Heeft het theoretische onderzoek dan wel zin, als zoveel nog onzeker is? “Jazeker”, zegt Soudijn, “want we kunnen nu allerlei mogelijke scenario’s doorrekenen. Zelfs als we de absolute impact nog niet precies weten, geven die berekeningen wel inzicht in hoe die scenario’s zich tot elkaar verhouden. Dat helpt beleidsmakers wel degelijk bij het maken van keuzes ten aanzien van nieuwe zoeklocaties. Ook nu al.”

Stukje bij beetje hopen we de puzzelstukjes aan elkaar te kunnen leggen.

Daarnaast laten de modellen zien welk aanvullend onderzoek nog nodig is om écht goede voorspellingen te kunnen doen. “Misschien hebben we wel beter inzicht nodig in waar de prooidieren van bepaalde soorten zich bevinden.”

Stukje bij beetje

Intussen zijn er technieken in ontwikkeling om windmolens minder dodelijk te maken voor vogels. Op land wordt onder andere geëxperimenteerd met cameradetectiesystemen die de wieken kunnen stilzetten zodra er een vogel langsvliegt.
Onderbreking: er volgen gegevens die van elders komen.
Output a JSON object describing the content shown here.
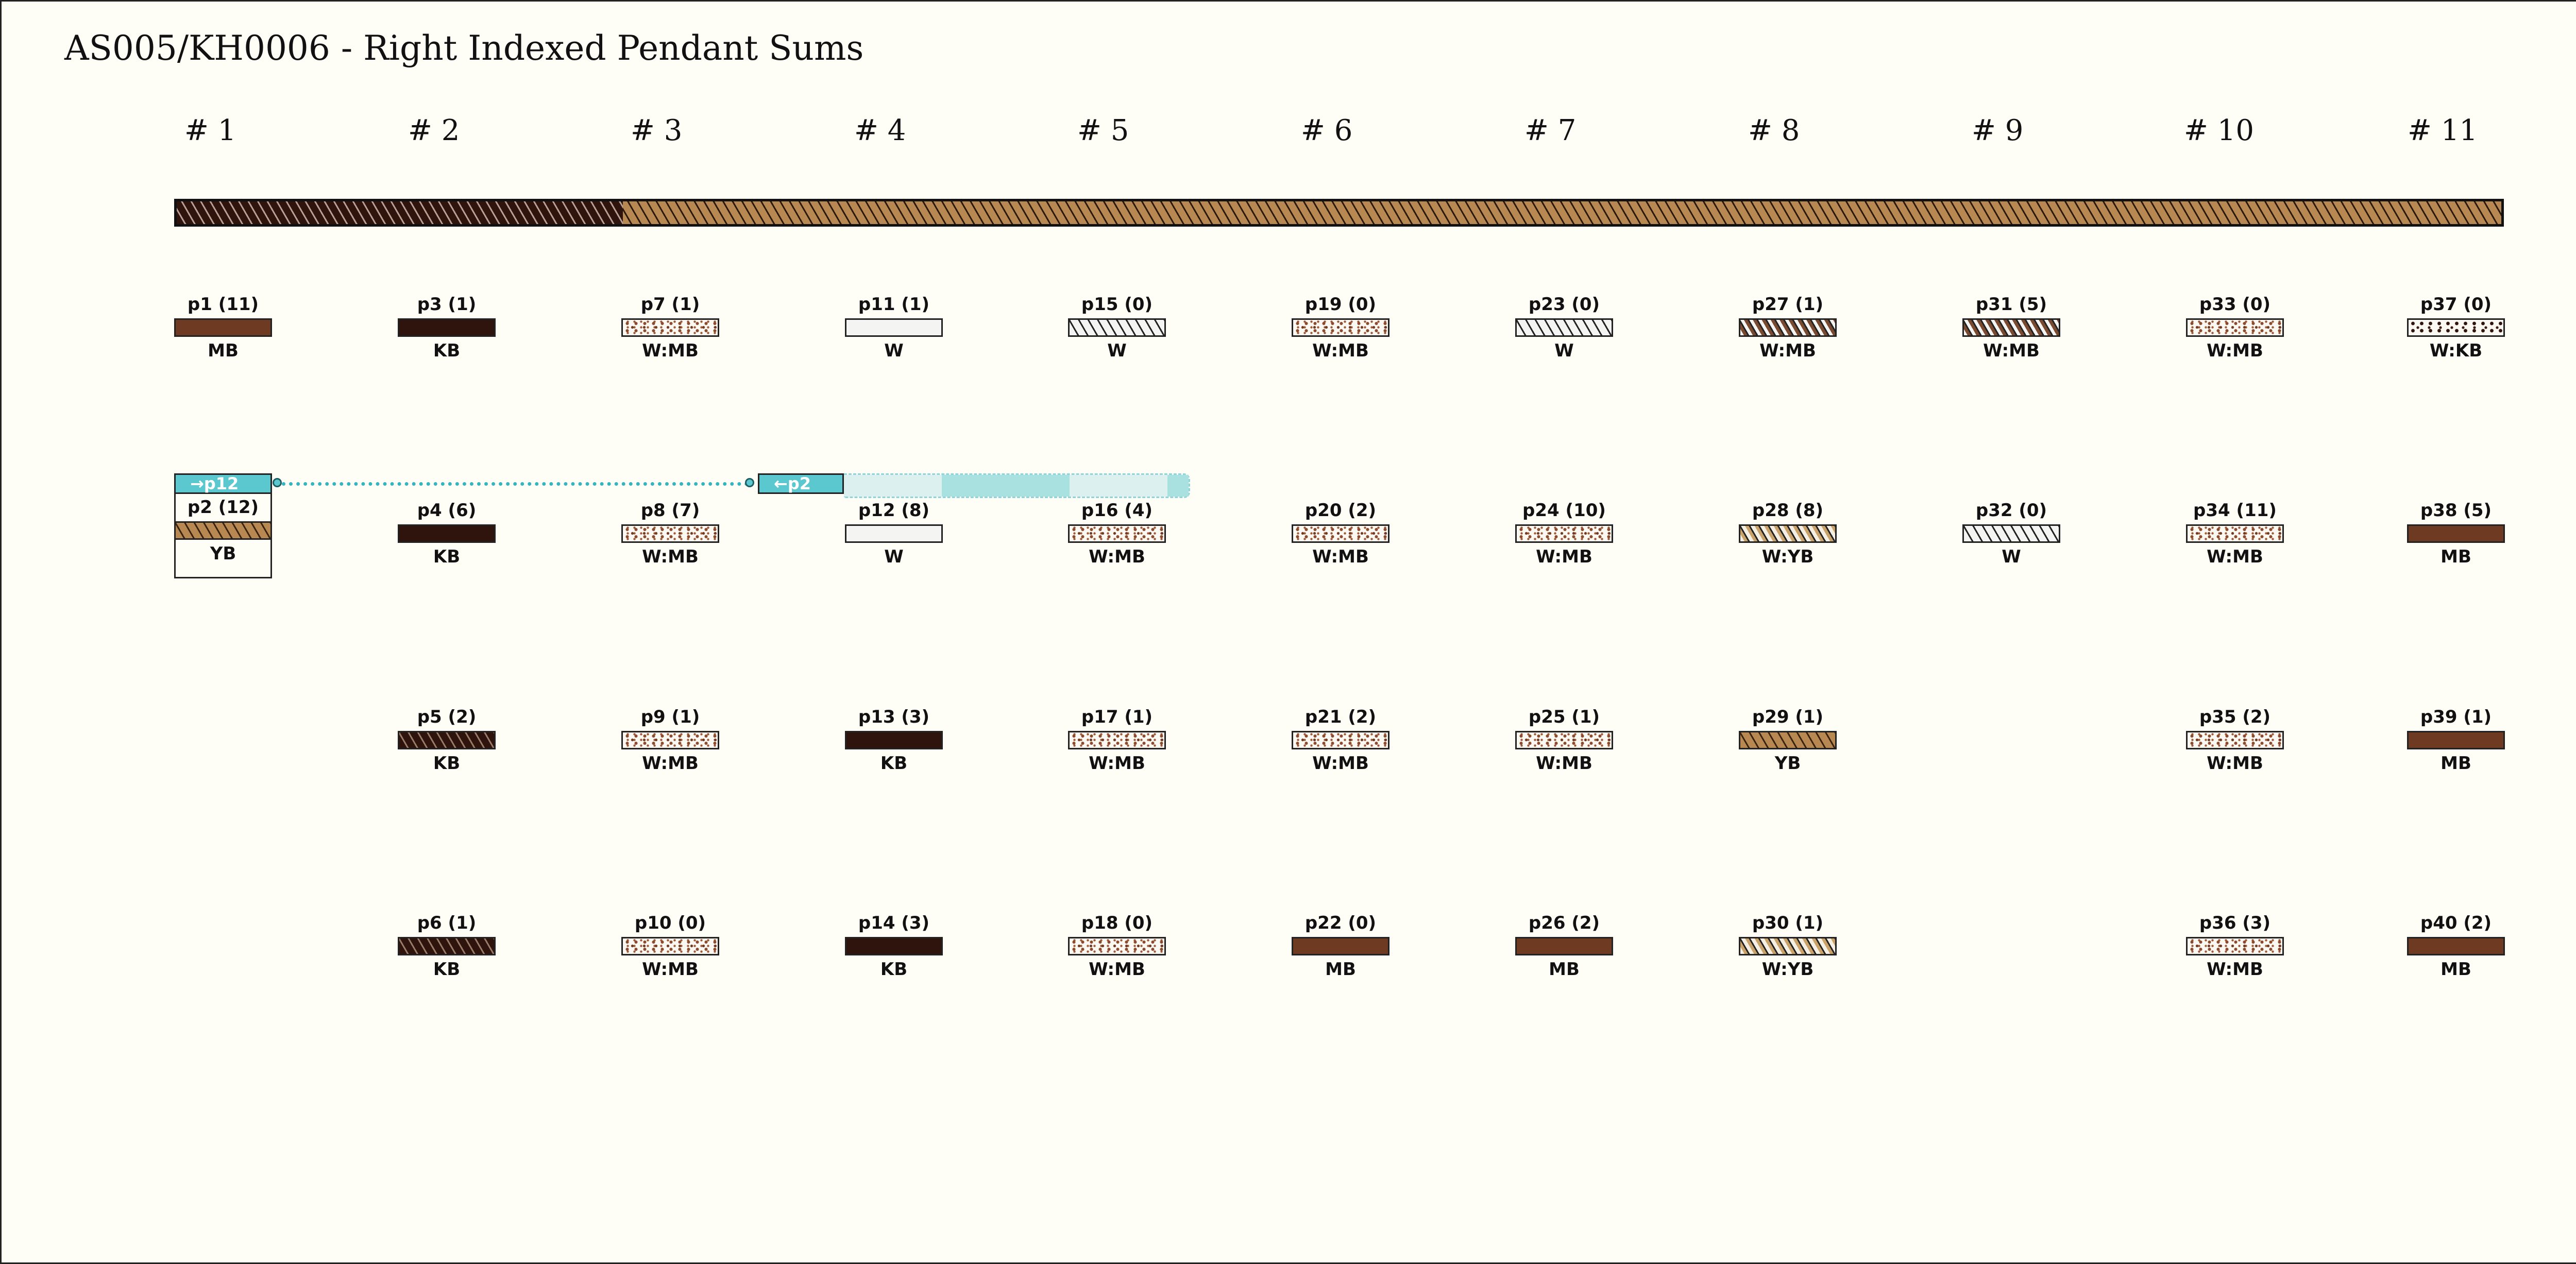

En Noors onderzoek heeft laten zien dat je de sterfte ook flink kunt terugdringen door één van de molenwieken zwart te verven.

“Daarnaast willen we ook binnen Wageningen Marine Research de effecten van wind op zee op verschillende diergroepen naast elkaar gaan leggen”, besluit Soudijn. “Stel nu, bijvoorbeeld, dat zeezoogdieren het juist wel lekker rustig vinden in die windmolenparken, omdat er niet wordt gevist – wat betekent dat dan voor de vogels? En als die visserij wegvalt, wat betekent dat dan voor de bodemdieren, en voor de vissen, en daarmee voor de vogels?”

Aan dergelijke vragen werkt Wageningen Marine Research in het kader van het Wind op Zee Ecologisch Programma (Wozep) samen met bijvoorbeeld Deltares en Bureau Waardenburg. "Uiteindelijk moeten we vanuit verschillende invalshoeken en disciplines naar dit vraagstuk kijken om te proberen te achterhalen hoe offshore wind het zeeleven beïnvloedt", zegt Soudijn.

Er is nog veel onduidelijk, besluit de onderzoeker. “Het is een complex ecologisch verhaal”, zegt ze. “Maar stukje bij beetje hopen we de puzzelstukjes aan elkaar te kunnen leggen. Ieder doet zijn eigen deel, die delen leggen we zo veel mogelijk bij elkaar, en verder is het een kwestie van geduld hebben. Maar dat hoort er een beetje bij, in de wetenschap.”